The caveat is equally direct: the model is intentionally abstract. Real neurons have timing rules, excitation and inhibition, cell types, synaptic fatigue, neuromodulators, and anatomical constraints.
Real social systems include memory, incentives, norms, and external inputs. The paper does not replace those details.
It shows that even a simple adaptive rule can change spreading behavior in a way static models would miss.
For future work, the clearest test is whether the same pattern appears in measured networks. Neural recordings, social-contact data, or animal-group tracking could show whether reinforced routes narrow later propagation while weakened recent routes broaden it.
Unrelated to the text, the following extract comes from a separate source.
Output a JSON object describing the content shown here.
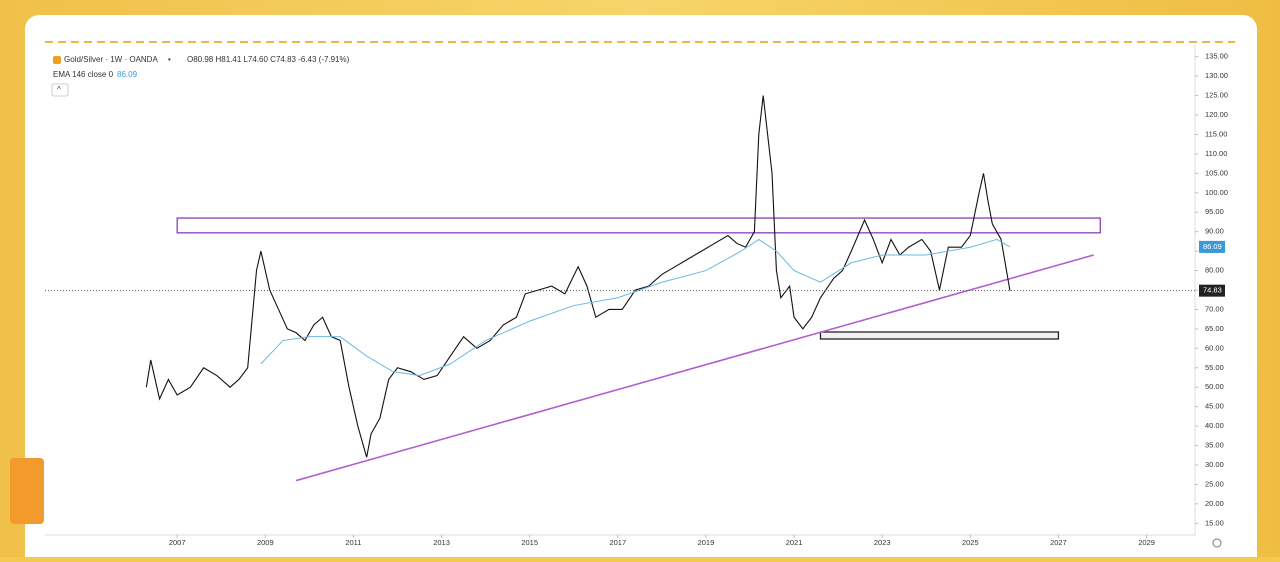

If the same pattern appears in measured systems, the model would become more than a mathematical warning. It would become a practical tool for identifying when familiar-path learning helps a system stabilize and when it blocks new activity from getting through.
Citation: DOI: 10.1038/s42005-026-02638-z. Engedal et al. Activity propagation with Hebbian learning. Communications Physics. 2026.
Study Design: Theoretical and numerical network-modeling study of activity propagation with Hebbian and anti-Hebbian learning rules.
Sample/Model: Contact-process-style adaptive networks, including source, target, and source-target learning variants.
Key Statistic: Positive reinforcement caused loss of the active phase in the model, while negative reinforcement could turn the inactive phase into a globally active phase.
Caveat: The findings come from an abstract model, so they should guide mechanism questions rather than be treated as direct human, animal, or clinical evidence.